EVENT HORIZON -- book project
The wave is not the water.
The water merely tells us
of the passing of the wave
- Buckminster Fuller
Physics describes the Event Horizon as the boundary of a black hole, a one-way crossing between the universe outside and an unknown state within, the point of no return between one reality and another.
Einstein's theory of special relativity proved that different observers, in different states of motion, see different realities. He found that space and time are interwoven into a single continuum known as space-time. Space-time is non-linear; it warps and twists, and folds back upon itself.
The nearer one approaches the Event Horizon, the stronger its effect on space and time. Nothing – not even light - can escape its power. Objects crossing the event horizon are eventually swallowed into the singularity – the center of the black hole. There, matter collapses to infinite density, its overwhelming pull of gravity causing extreme distortions of space and time.
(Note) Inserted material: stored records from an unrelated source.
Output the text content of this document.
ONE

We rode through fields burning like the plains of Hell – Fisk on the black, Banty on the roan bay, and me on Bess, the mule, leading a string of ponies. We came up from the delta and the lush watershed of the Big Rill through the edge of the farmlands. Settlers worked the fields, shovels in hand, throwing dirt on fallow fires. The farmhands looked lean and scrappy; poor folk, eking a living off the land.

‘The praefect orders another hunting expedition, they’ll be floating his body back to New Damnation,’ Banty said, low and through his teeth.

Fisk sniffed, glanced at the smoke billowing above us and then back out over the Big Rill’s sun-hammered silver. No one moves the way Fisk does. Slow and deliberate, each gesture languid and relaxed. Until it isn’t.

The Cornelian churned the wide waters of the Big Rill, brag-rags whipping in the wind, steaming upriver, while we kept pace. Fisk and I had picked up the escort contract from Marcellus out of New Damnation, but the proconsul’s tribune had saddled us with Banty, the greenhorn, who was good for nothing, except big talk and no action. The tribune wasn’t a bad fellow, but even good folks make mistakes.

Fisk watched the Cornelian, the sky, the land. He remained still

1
Light swirling outside a Black Hole is bent, acting as a lens to reveal the things that lay behind.
As the object passes through to be crushed to an infinite point, the information about it remains on the surface of the Event Horizon, encoded as a hologram. There, it is preserved as a shadow of the object that no longer exists in physical form. A separate, but equal, reality.
The opportunity to cross a virtual event horizon exists if we allow that multiple planes of reality may coexist. Passing through such a threshold offers the potential to expand perception beyond the boundaries of normal experience.
As with the Event Horizon, once through there is no going back.
A photograph can be such a passageway; a portal from one perception of reality to another, where form is a place mark for other, more fundamental elements, like the movement of trees manifesting the wind. Seen in this way, a subject may be less important for what it is, or where it is, than for what it can reveal to us of its underlying, essential nature - a visual harmonic.
This series seeks to explore such ideas.